Cringeworthy Court Interpreting

Years ago, I used to visit the Tokyo District Court to watch the work of other interpreters. I was there in the gallery watching a criminal case one day, in which the accused was a US marine who was charged with assaulting a customer at a bar—if I remember correctly, it was Gas Panic, often frequented by foreigners.

The interpreter stumbled numerous times, and one time she could not remember the expression for shin in English, which is where the victim was said to have been kicked by the accused. She tried to finesse it by saying the “front of the bottom part of the leg.”

I must have cringed visibly from the gallery, because when the session had finished, the judge, having gotten into the elevator with me, after verifying his suspicion that I was an interpreter, invited me into his office, where he asked if I was interested in being a court interpreter.

What ensued was an education about how court interpreters are paid in Japan. I believe a figure of something like 50,000 yen for a full day was mentioned. The problem, however, is that full days almost never occur, and you only get paid for the actual hours you’re in the courtroom interpreting, which could be an hour or two. There’s no minimum charge or compensation for travel and no compensation for preparation. That would bring the effective compensation down to a small fraction of what deposition interpreters normally bill, and an even smaller fraction of the amount that, ironically and atypically, I was paid by the special investigators (essentially the same organization as the courts) for interpreting in the slammer up in Kosuge back in 2018-19. I gave a non-committal response, but there was no chance of me becoming a court interpreter.

After this encounter, the government mentioned a plan to establish court interpreter qualifications, but I don’t know what happened to that plan.

Some thoughts on foreign workers here in Japan

Much of the view of foreigners here can be attributed not just to social media, but also to the main news media. When you here ○×国籍の… (a … of XYZ nationality), because of being preconditioned by the frequency of such news in the major media, it is safe to think that you are going to hear a report of a crime. Where are the stories about the more common foreigners not doing things to get them in such news stories?

My experience with recent foreign workers here has been different.

The young woman who helped us change our smartphone plans recently was from Nepal. She handled the rather complex transaction in very good Japanese, as efficiently and competent as Japanese staff member could have been. The only clue that she was not 100% culturally native was when she referred to us as お父さん and お母さん. We thought that was cute and didn’t have a problem with it, even though she was a bit young to be even our daughter.

Language is a major problem for the majority of foreign workers.
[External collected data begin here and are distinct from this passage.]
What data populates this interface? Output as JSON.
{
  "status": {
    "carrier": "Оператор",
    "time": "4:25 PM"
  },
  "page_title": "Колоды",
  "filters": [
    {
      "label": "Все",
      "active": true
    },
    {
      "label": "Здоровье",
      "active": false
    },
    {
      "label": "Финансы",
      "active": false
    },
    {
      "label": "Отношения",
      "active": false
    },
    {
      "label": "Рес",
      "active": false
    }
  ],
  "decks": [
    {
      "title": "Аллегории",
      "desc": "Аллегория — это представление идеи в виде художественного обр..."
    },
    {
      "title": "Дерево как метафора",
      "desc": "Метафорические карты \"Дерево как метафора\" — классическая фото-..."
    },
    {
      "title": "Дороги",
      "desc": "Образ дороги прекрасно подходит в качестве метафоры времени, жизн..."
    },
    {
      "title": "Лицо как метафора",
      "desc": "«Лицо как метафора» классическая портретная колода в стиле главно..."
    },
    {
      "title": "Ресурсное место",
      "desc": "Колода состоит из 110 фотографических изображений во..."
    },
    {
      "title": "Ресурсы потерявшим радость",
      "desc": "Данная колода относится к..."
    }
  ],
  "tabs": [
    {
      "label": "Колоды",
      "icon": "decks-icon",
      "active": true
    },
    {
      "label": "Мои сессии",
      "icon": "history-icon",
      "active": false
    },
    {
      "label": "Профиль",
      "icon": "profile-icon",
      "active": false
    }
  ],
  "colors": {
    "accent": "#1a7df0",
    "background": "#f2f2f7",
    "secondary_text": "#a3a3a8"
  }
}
If your daily environment is mostly dealing with a compatriot intermediary or you don’t otherwise need Japanese to work—this is apparently the case with many foreign workers here—you will be less incentivized to learn Japanese.

Just some thoughts from this very non-recent arrival—50 years ago is not very recent, and cannot lay claim to being a “real” expat.

Taking care of 仁義

Around 1977, I was in a large cabaret on the west side of Yokohama station, the Hollywood, which subsequently morphed into a Yodobashi store.

It had a band and often featured previously well-known singers who were no longer a thing; 一節太郎, and the like. The Hollywood was sometimes used as the location of movie scenes. But I digress.

A young thug walked in, evidently heading to a table already occupied by others of his party. He made the serious mistake of passing by the table of someone he should’ve shown proper respect to, but ignored.

There was a kerfuffle that went on between two tables—I was one table away—and the ultimate resolution was that someone from the late-arriving thug’s table came to the offended thug’s table to make things right, doing something I had only ever seen in movies (仁義を切ったわけ), as the band played on.

If this had happened today, I imagine a bunch of jerks would take out their iPhones and take photos of it.